Obviously Amanda Poet hadn't inherited her mother's penchant for order—inside or out. She looked to me like the kind of woman who never quite grew up, who stayed at least partially dependent forever, and sucked the life out of the poor soul elected to be her keeper.

But maybe that wasn't fair. She seemed nice enough, scurrying around picking up the newspapers, though she dropped them in another spot without improving the look of the room.

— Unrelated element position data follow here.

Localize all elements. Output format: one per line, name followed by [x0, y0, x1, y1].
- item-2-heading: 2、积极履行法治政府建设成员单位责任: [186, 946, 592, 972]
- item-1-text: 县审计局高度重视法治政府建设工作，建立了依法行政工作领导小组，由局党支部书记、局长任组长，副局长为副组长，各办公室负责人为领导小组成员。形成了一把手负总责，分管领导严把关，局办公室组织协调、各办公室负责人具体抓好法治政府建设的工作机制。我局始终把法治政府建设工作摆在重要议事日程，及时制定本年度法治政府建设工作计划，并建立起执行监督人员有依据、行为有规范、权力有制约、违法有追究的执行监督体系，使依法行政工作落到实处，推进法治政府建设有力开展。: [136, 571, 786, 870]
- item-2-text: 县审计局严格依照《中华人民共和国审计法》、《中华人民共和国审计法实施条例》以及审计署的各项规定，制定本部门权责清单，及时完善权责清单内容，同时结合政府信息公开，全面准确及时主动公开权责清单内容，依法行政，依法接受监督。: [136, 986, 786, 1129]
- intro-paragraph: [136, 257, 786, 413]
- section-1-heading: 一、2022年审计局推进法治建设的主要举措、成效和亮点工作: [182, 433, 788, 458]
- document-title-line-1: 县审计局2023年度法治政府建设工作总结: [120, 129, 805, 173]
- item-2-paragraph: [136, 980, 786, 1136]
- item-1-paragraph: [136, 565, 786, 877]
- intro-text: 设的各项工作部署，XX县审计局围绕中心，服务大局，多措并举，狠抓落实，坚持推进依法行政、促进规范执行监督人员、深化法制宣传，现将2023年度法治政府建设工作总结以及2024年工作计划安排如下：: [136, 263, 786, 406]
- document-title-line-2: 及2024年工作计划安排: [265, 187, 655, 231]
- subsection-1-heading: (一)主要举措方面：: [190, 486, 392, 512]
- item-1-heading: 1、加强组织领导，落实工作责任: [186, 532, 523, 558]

“How can I help you, officer?” Amanda gave up her efforts at straightening and sank into the rocker, squashing poor Raggedy Ann. The woman looked exhausted, as if she'd just run a mile or two. Next, she might put the back of her hand to her forehead and faint dead away—she was that kind of person. I'd once known just such a woman back in Ann Arbor. I'd interviewed her when her husband came up missing and was ever so sorry for her, going way out of my way to help, posting missing-person bulletins on lampposts and fences and basking in her feinting thank-yous and quiet tears—until her husband was found floating in Lake Erie with forty-two knife wounds in his back, and a couple who'd been making out under a tree nearby identified my poor-soul lady as the person they'd seen drive down to the lake and pull a body from the trunk of her car. I'd learned then about getting too close to the people I wrote about.

“I'm with the
Northern Statesman
,” I said, wanting my role here straightforward so I didn't feel as if I was taking advantage of poor distraught Amanda Poet.

She smiled.

“And your … er … mother was found out by my house.”


Your
garbage can?” She looked incredulous.

I nodded.

“My, my, my. Isn't this just the most terrible thing you've ever heard of?” She looked at the purse I'd set beside me on the floor and waited.

“Aren't you going to take notes?” she finally asked, eyebrows up.

Surprised, I hurried to flush a notebook from my purse, then hunted for a pen. Dolly handed me hers.

“I mean, my poor mother never hurt a soul on this earth and look what's been done to her.” Amanda took a swipe at her left eye and waited until I'd written down what she said.

“Do you know if there's anyone who was angry with her?”

“With my mother?” Amanda gave a limp sweep of her hand, whisking away such thoughts. “No one. And, you know …” She looked directly at Dolly. “Other officers, from the state police, have been here asking the same things. I told them there's never been anybody who didn't just love my mother. If you talk to them, I'm sure they'll tell you what I said. I didn't know a thing that could help them.”